L’intervento in alto mare è stato condotto anche con il supporto del Regno Unito
La Marina francese ha intercettato domenica un’altra petroliera russa nell’Atlantico. L’operazione è stata condotta in alto mare “con il supporto di diversi partner, tra cui il Regno Unito”, ha scritto Emmanuel Macron su X, pubblicando anche alcune immagini dell’intervento.
Il presidente francese ha collegato l’azione al contrasto delle navi accusate di aggirare le misure internazionali contro Mosca. “È inaccettabile che le navi eludano le sanzioni internazionali, violino il diritto del mare e finanzino la guerra che la Russia sta conducendo contro l’Ucraina da oltre quattro anni”, ha dichiarato Macron.

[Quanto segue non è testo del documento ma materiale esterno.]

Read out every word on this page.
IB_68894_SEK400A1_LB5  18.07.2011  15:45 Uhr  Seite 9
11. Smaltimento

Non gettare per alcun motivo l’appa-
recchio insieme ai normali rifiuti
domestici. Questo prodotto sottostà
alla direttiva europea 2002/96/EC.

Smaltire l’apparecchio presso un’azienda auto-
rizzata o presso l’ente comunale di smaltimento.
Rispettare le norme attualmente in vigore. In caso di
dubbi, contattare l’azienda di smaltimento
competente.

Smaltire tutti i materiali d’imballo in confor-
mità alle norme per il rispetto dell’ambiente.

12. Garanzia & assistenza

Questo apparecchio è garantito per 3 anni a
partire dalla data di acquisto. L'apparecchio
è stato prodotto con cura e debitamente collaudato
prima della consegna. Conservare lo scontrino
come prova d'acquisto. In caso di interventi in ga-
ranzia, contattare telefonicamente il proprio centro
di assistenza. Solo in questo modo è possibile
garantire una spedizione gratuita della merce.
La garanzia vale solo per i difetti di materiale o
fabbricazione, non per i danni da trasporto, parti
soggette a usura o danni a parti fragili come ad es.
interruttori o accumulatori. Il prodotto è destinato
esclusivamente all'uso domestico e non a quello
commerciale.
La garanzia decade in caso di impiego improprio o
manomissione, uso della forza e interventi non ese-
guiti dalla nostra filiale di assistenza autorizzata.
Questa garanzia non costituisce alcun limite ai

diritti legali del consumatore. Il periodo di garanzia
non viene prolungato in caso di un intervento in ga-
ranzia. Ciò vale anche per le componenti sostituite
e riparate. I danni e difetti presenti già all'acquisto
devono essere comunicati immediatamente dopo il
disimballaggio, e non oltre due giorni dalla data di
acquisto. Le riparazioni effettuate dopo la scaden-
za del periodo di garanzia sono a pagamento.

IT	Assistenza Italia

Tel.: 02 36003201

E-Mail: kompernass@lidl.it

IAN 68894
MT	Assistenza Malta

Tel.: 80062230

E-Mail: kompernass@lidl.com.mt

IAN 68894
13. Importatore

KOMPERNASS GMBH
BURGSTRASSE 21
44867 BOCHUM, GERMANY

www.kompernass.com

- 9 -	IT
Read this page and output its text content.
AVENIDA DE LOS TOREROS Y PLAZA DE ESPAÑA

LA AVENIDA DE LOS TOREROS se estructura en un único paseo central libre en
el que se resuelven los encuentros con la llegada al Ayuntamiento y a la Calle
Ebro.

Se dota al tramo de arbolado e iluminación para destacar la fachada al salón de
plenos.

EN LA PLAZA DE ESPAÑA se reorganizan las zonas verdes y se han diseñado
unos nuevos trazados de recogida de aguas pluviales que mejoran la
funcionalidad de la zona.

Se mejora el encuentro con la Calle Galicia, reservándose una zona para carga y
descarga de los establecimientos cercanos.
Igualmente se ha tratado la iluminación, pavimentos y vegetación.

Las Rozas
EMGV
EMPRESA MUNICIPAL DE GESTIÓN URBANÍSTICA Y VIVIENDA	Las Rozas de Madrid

Per la Francia si tratta della quarta intercettazione di questo tipo. Il bersaglio resta la rete di trasporto marittimo legata al petrolio russo, finita da tempo sotto osservazione per il possibile aggiramento delle sanzioni imposte dopo l’invasione dell’Ucraina.
L’operazione nell’Atlantico conferma il rafforzamento dei controlli sulle rotte usate dalle navi riconducibili a Mosca. Parigi rivendica la linea dura sul rispetto delle sanzioni e sul diritto del mare, mentre la guerra in Ucraina continua a pesare anche sulle vie commerciali del greggio.